I made a PCA using the rlog matrix from DESEQ and got this plot where one of my sample groups did not group together.
plotPCA(rld, intgroup=c("condition"))
http://s3.postimg.org/whlalmp6b/Rplot03.png
Using the same matrix in Prcomp from r the samples get more clustered.
cruzi.pca <- prcomp(rldMat2,
center = TRUE,
scale. = FALSE)
library(ggbiplot)
g <- ggbiplot(pcobj = cruzi.pca, scale = 1, obs.scale = 1, var.scale = 1,
groups = groups, ellipse = TRUE,
circle = TRUE, var.axes = FALSE)
g <- g + scale_color_discrete(name = '')
g <- g + theme(legend.direction = 'horizontal',
legend.position = 'top')
print(g)
http://s4.postimg.org/vdsax2drx/Rplot04.png
How can I decide what plot to use? And Why a same matrix of transformed data got so differently clusted ? Thank you.

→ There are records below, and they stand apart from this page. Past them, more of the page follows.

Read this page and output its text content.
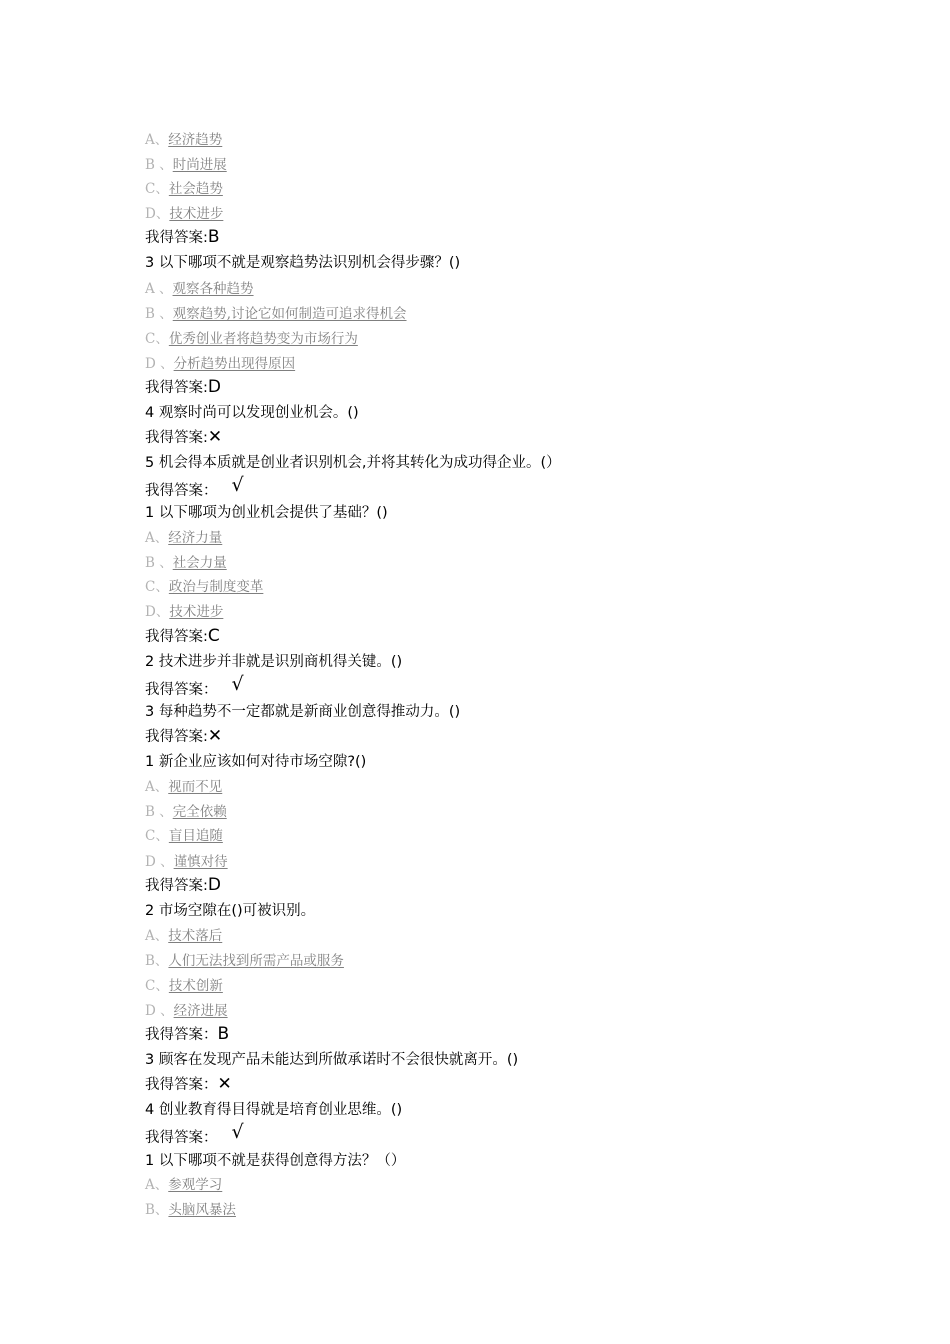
A、经济趋势
B 、时尚进展
C、社会趋势
D、技术进步
我得答案:B
3 以下哪项不就是观察趋势法识别机会得步骤？()
A 、观察各种趋势
B 、观察趋势,讨论它如何制造可追求得机会
C、优秀创业者将趋势变为市场行为
D 、分析趋势出现得原因
我得答案:D
4 观察时尚可以发现创业机会。()
我得答案:✕
5 机会得本质就是创业者识别机会,并将其转化为成功得企业。(）
我得答案： √
1 以下哪项为创业机会提供了基础？()
A、经济力量
B 、社会力量
C、政治与制度变革
D、技术进步
我得答案:C
2 技术进步并非就是识别商机得关键。()
我得答案： √
3 每种趋势不一定都就是新商业创意得推动力。()
我得答案:✕
1 新企业应该如何对待市场空隙?()
A、视而不见
B 、完全依赖
C、盲目追随
D 、谨慎对待
我得答案:D
2 市场空隙在()可被识别。
A、技术落后
B、人们无法找到所需产品或服务
C、技术创新
D 、经济进展
我得答案：B
3 顾客在发现产品未能达到所做承诺时不会很快就离开。()
我得答案：✕
4 创业教育得目得就是培育创业思维。()
我得答案： √
1 以下哪项不就是获得创意得方法？（）
A、参观学习
B、头脑风暴法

Adding on to Mike's comment, it is most likely due to the number of genes you use for the DESeq2::plotPCA function. This number defaults to 500, while you take all the genes in the rldMat2 object - at least, if rld and rldMat2 are exactly the same objects.
Indeed. This explain the difference.
Why I would make the PCA for only 500 genes instead of all of them ?
Making a PCA plot after first ranking the genes by total variance helps to make more clear the sample groupings. Of course, you can tune this parameter, but 500 is a good number for many RNA-seq datasets.
Thanks for the clarifications Michael.